PATs and SNATs: Amino Acid Sensors in Disguise

Abstract

Solute Carriers (SLCs) are involved in the transport of substances across lipid bilayers, including nutrients like amino acids. Amino acids increase the activity of the microenvironmental sensor mechanistic Target of Rapamycin Complex 1 (mTORC1) to promote cellular growth and anabolic processes. They can be brought in to cells by a wide range of SLCs including the closely related Proton-assisted Amino acid Transporter (PAT or SLC36) and Sodium-coupled Neutral Amino acid Transporter (SNAT or SLC38) families. More than a decade ago, the first evidence emerged that members of the PAT family can act as amino acid-stimulated receptors, or so-called "transceptors," connecting amino acids to mTORC1 activation. Since then, further studies in human cell models have suggested that other PAT and SNAT family members, which share significant homology within their transmembrane domains, can act as transceptors. A paradigm shift has also led to the PATs and SNATs at the surface of multiple intracellular compartments being linked to the recruitment and activation of different pools of mTORC1. Much focus has been on late endosomes and lysosomes as mTORC1 regulatory hubs, but more recently a Golgi-localized PAT was shown to be required for mTORC1 activation. PATs and SNATs can also traffic between the cell surface and intracellular compartments, with regulation of this movement providing a means of controlling their mTORC1 regulatory activity. These emerging features of PAT and SNAT amino acid sensors, including the transceptor mechanism, have implications for the pharmacological inhibition of mTORC1 and new therapeutic interventions.

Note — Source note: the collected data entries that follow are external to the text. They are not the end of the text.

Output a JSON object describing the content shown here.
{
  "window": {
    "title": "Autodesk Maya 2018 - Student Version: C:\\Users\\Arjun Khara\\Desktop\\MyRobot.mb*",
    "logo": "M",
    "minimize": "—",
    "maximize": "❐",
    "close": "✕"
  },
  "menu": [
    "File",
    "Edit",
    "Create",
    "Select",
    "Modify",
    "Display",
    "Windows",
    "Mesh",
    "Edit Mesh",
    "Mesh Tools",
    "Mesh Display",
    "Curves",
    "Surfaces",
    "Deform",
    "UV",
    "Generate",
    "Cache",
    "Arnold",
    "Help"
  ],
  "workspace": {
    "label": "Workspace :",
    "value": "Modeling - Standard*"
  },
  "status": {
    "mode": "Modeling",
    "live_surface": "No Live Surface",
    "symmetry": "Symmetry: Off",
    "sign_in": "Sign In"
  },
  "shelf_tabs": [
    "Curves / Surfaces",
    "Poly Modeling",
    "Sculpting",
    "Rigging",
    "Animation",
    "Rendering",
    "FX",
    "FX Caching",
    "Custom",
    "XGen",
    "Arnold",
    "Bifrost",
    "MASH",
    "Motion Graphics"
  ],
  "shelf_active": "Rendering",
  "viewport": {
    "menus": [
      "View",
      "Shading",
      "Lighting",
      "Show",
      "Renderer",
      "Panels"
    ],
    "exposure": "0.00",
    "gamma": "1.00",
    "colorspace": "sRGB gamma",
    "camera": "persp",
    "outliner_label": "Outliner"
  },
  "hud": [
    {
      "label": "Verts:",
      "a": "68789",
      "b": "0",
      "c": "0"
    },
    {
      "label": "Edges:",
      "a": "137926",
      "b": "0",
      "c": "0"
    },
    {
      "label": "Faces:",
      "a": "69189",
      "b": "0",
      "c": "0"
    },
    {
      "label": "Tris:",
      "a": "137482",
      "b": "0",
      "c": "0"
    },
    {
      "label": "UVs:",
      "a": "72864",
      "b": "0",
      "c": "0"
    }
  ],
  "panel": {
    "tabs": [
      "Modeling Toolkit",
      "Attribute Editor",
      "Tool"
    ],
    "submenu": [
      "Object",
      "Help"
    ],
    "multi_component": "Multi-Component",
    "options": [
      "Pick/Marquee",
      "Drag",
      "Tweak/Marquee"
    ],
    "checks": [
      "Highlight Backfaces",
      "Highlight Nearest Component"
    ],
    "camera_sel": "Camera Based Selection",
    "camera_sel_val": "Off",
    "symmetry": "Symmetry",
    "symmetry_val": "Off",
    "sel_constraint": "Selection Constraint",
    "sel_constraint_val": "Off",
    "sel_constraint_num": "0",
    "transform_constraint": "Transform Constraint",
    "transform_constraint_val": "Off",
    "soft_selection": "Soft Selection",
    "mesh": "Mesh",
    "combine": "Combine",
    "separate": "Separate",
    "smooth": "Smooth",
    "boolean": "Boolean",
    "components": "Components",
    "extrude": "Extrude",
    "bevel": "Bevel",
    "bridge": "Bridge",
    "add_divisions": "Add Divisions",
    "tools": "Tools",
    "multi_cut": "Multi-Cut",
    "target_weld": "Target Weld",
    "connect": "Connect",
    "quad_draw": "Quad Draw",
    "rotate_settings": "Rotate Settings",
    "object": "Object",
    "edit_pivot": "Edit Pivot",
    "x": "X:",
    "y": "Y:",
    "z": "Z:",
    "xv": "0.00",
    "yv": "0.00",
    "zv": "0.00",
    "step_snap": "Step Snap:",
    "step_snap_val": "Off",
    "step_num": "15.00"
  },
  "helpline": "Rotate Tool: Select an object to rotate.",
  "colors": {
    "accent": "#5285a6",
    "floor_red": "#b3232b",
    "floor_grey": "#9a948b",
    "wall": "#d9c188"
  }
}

Keywords: SLC36A1; SLC36A4; SLC38A9; SNAT2; amino acid transporter; mechanistic target of rapamycin (mTORC1); transceptor.

FIGURE 1

Transporters, pathetic flies and transceptors. (A) Schematic model of transporter switching between outward and inward facing conformations (upper and lower in gray), enabling molecules such as amino acids (AA) to be taken across lipid bilayers. The binding of such substrates is thought to stabilize an intermediate conformation (middle in red). Such transporters can function as symporters, co-transporting protons for some PATs and sodium ions for at least some SNATs. These ions determine the directionality of transport. (B) PAT amino acid transporter gene, pathetic, is required for normal growth in vivo. In comparison to normal controls (cont; middle fly) flies homozygous for the hypomorphic mutation, pathetic^KG06640 (KG/KG; lower fly) are small, or when heterozygous with a chromosomal deficiency (Df) removing the pathetic gene (KG/Df; upper fly) are even smaller. This small fly phenotype can be rescued by expression of a pathetic transgene. Mutations in other mTORC1 signaling pathway components also lead to small fly or small pupal phenotypes, for example, S6 kinase (Montagne et al., 1999) and mTOR (Zhang et al., 2000). This panel is reproduced with permission from the journal Development (Goberdhan et al., 2005). (C) Schematic model showing how PATs and SNATs may act as transceptors to activate mTORC1. Note that the molecular mechanism by which PATs and SNATs act as transceptors is currently unknown. The binding and/or translocation of amino acids or other substrates by PAT and SNAT transporters presumably induces specific conformational changes that generate a signal. Here, for illustration, we assume this signal is transmitted in the intermediate conformation (red; A), which may be formed during the transport cycle. The transceptor conformation facilitates the recruitment of membrane-bound sensing complex components (already assembled in a complex; Zoncu et al., 2011), cytoplasmic sensing complex components and mTORC1 constituents. This leads to the formation of a functional sensing complex that can respond to amino acid signals from the lumen of the intracellular compartment (where extracellular amino acids can rapidly accumulate; Zoncu et al., 2011) to activate mTORC1 signaling and drive cell growth.

FIGURE 2

Subcellular localisation of PAT and SNAT transporters: amino acid sensors in disguise. Schematic model showing PAT and SNAT amino acid transceptors, which can respond to specific amino acids in the lumen of intracellular compartments by activating mTORC1 and growth via a transport-independent mechanism. Note that the molecular mechanism by which PATs and SNATs act as transceptors is currently unknown. PAT and SNAT transporters have been identified in several different locations in cells, namely the plasma membrane, acidic late endosomes and lysosomes (LELs), and also the Golgi apparatus. In the transceptor model, the binding and/or translocation of specific amino acids or other substrates induces a conformational change that alters interactions with associated proteins and increases mTORC1 signaling. The amino acid sensing complexes associated with SNAT2 have not yet been characterized. Different transporters have been shown to shuttle between compartments; for example, in human cells, PAT1 (plasma membrane and LELs) and SNAT2 (Golgi and plasma membrane), thus modulating their mTORC1-regulatory activity.